Because the stakes are so high for so many folks involved in all of the various budget debates and log-rolling (both in the State House and in local districts) there undoubtedly will be lots of numbers and projections presented in the coming weeks. We will try to stay on top of the ones that seem relevant.

But this report from NYC's Education Priorities Panel on city education spending is a good example of how differently reasonable folks can look at the same big-picture budgeting issue. The report describes the following climate: 16,000 fewer city students for this school year (declining birth rates) coupled with a school budget that has grown by nearly 3/4 of a billion dollars in the last year. So again, just to be clear enrollment goes down, spending goes up.
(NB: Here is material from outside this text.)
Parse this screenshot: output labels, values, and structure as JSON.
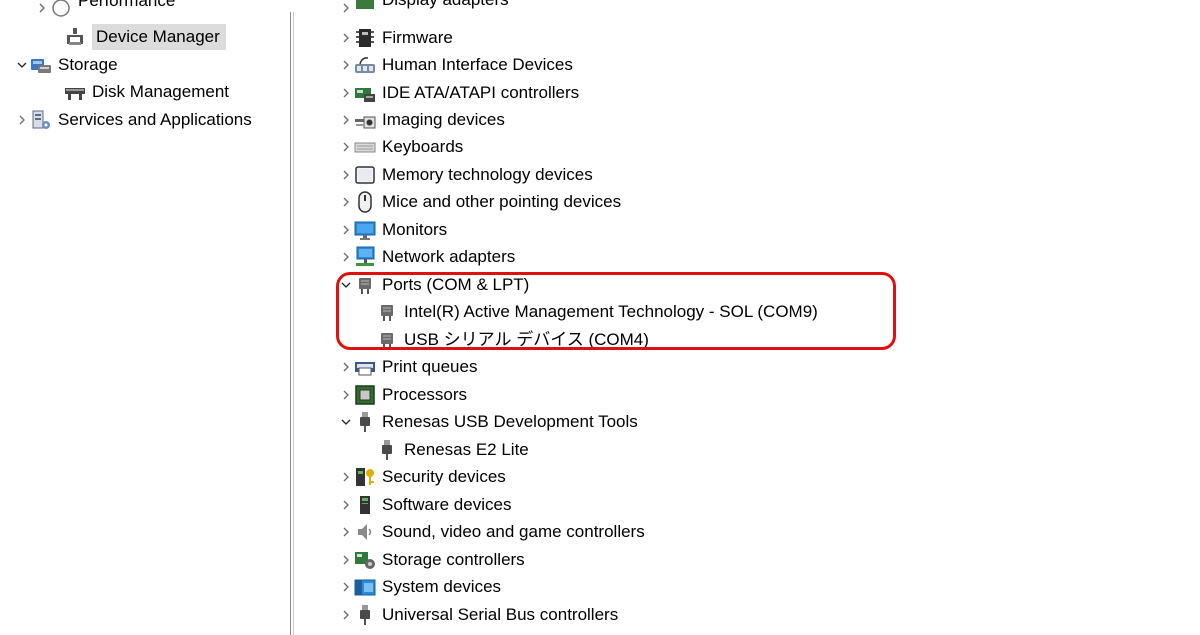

Many charter school operators have been conditioned to think in terms that are the exact opposite, i.e. that dollars follow students, and as enrollment increases, spending follows accordingly. One longtime charter school person the other day told me she couldn't understand why so many people have trouble seeing that if students leave a school system, the cost of educating the child leaves along with them.

Many CCLs (Charter Cap Lovers) will note that it is much more complicated than that, but it is worth noting here how drastically different people are capable of viewing this phenomenon. On the one hand, there are those who think that actual enrollment should play a role in funding (a school with 10 kids gets less than a school with 20 kids.)

But on the other end of the spectrum on this debate are those like the EPP, which calls "reprehensible" the idea that funding for individual NYC schools would decrease if enrollment also decreased. Notes the EPP:

In the rest of the state, school district budget policies have resulted in
higher per-pupil expenditures and smaller class sizes whenever there is a
student enrollment decrease. Current city budget policies will not result in
these instructional improvements, but the reverse. Class sizes will not
decrease because enrollment decreases immediately result
in fewer teachers. Any school where student registers have declined will also face
difficult choices as to what out-of-classroom staff to eliminate, not just the reduction
of teaching staff.



To be fair, EPP makes a very interesting case in noting that state funding to NYC will continue to increase (and 3/4 of a billion dollars a year is quite an increase) when enrollment decreases, raising obvious questions about where it is all going (if spending at the school-level is decreasing due to enrollment.) Watch for these differing opinions and viewpoints over enrollment and spending patterns to get interesting very soon. Some districts that have been complaining about having to make payments to charter schools could just turn out to be spending much, much more per student in their own schools when all is said and done.